If this announcement was intended to elicit sympathy from hockey fans, it failed on every count.

The league statement skated over the inconvenient fact that the work stoppage was not a player strike but a lockout, precipitated by league owners to make more money for themselves.

It also exposed just how much revenue the teams generate from pre-season exhibition games and what a ripoff they are for their most loyal customers.

People attending pre-season games pay first-class prices for a second-rate spectacle.

It doesn’t really matter who wins or loses those games, and the play reflects that fact.

At their core, pre-season games matter most to fringe players who are struggling to make the team.

Star players who the fans really come to see don’t get much ice time in exhibition games, especially ones from the visiting teams.

Those are coaches’ decisions.

Why risk injuring a key player when there’s so little at stake?

All NHL players are professionals, so they don’t consciously dog it, but the final score is inconsequential in exhibition games and their effort reflects that fact.

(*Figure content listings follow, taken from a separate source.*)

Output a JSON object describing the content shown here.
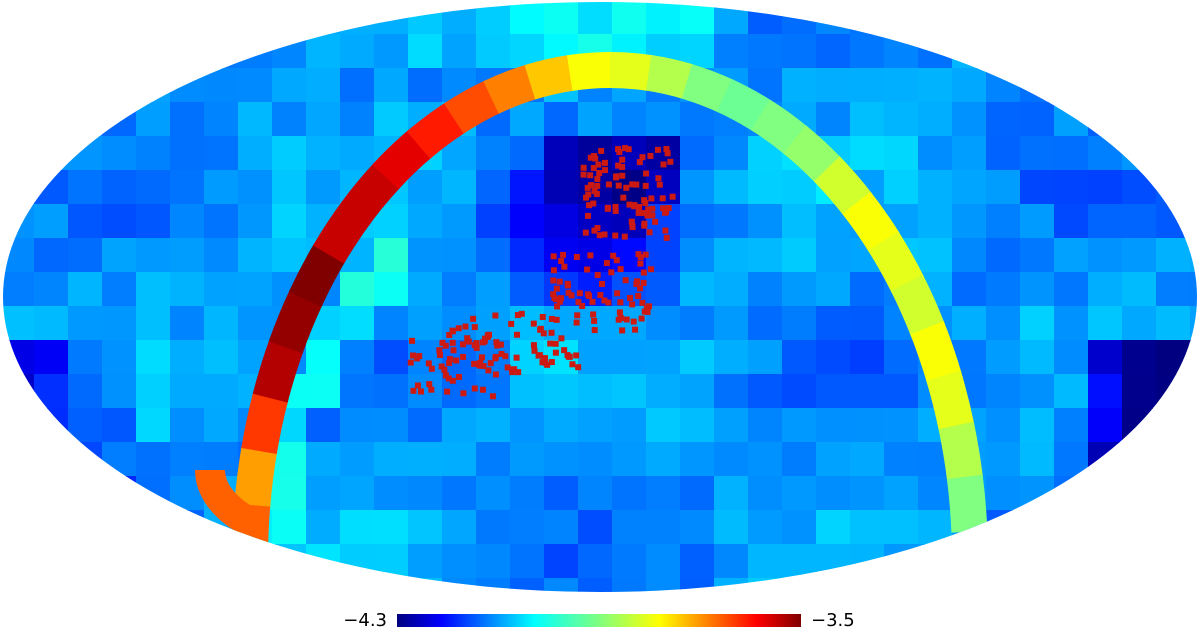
{
  "map": {
    "projection": "mollweide",
    "colormap": "jet",
    "colorbar": {
      "min_label": "−4.3",
      "max_label": "−3.5",
      "min": -4.3,
      "max": -3.5
    },
    "marker_color": "#cc1a12"
  }
}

For paying customers, however, exhibition games are treated like the real deal.

They pay full freight for everything from seats to programs and parking.

At the end of the regular season, for teams that make the playoffs, prices ramp up for games that really matter.

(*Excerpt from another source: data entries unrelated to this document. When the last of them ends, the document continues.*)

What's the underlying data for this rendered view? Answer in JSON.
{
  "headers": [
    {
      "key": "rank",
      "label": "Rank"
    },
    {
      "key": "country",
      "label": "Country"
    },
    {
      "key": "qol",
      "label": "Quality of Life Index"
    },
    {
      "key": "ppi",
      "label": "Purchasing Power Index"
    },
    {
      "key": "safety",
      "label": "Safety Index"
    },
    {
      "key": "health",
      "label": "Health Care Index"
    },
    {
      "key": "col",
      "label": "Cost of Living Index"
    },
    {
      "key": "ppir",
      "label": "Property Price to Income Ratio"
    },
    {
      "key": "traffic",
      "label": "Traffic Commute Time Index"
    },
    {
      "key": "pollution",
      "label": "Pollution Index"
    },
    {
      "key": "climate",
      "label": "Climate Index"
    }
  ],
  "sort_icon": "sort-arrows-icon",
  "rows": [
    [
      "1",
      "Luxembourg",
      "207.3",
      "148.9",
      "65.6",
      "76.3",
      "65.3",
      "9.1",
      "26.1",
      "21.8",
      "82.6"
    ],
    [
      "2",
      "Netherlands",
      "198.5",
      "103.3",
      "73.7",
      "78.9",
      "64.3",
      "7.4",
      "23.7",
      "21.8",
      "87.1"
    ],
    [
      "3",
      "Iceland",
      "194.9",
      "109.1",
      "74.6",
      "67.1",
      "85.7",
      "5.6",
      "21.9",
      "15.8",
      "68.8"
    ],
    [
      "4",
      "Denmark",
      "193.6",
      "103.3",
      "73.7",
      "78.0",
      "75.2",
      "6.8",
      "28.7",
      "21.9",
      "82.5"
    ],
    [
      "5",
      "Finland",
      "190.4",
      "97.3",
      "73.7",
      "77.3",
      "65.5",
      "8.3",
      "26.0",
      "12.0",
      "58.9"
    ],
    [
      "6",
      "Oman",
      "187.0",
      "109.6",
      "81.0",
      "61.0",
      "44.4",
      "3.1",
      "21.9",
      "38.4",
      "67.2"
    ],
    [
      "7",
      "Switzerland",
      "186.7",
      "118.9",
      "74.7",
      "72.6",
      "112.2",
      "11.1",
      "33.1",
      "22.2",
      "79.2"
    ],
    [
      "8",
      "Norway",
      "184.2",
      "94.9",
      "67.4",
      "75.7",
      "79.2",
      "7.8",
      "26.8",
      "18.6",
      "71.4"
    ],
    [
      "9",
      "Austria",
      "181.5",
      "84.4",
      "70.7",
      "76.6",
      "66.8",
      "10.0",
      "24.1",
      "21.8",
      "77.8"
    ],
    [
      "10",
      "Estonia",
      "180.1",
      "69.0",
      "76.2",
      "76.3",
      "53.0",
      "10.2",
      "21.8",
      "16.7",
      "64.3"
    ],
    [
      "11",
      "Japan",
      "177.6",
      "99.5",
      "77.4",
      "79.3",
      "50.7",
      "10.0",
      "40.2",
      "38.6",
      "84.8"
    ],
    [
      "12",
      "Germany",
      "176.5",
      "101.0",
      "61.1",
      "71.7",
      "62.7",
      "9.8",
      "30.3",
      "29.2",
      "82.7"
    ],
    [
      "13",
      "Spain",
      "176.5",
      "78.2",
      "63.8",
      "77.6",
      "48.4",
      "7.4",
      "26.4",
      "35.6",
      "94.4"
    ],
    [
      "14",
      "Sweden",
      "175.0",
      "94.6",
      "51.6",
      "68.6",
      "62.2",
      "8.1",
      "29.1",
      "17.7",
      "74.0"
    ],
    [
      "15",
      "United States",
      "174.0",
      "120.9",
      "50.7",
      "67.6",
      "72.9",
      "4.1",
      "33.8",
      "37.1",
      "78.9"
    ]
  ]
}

That reverse logic does not prevail before the season starts, for games of no consequence.

The National Hockey League is not the only one that operates on this model.

National Football League season-ticket holders have to pay for pre-season games.

But the NFL, unlike the NHL, is a successful enterprise with a huge core of loyal fans, who are mad to see pro football at every level.

Apart from the ill-considered and short-lived recent lockout of its referees, the NFL manages labour relations professionally.

It has a contract guaranteeing no player stoppages for another 10 years, along with lucrative, long-term television contracts.

Equally important, the NFL has a revenue-sharing deal that lets all teams from cities as diverse in size as New York and Green Bay compete for players and championships.

The NHL, by comparison, is badly managed.

Today marks the 28th day of the current lockout with — according to league sources on Wednesday — no discussion yet on the “major economic issue or system issues” and a request to “hear something new” from the players’ association.

The league is crying for salary cutbacks from players who accepted a 24 per cent pay rollback in the 2005 lockout, and have watched league revenues grow seven per cent annually since then.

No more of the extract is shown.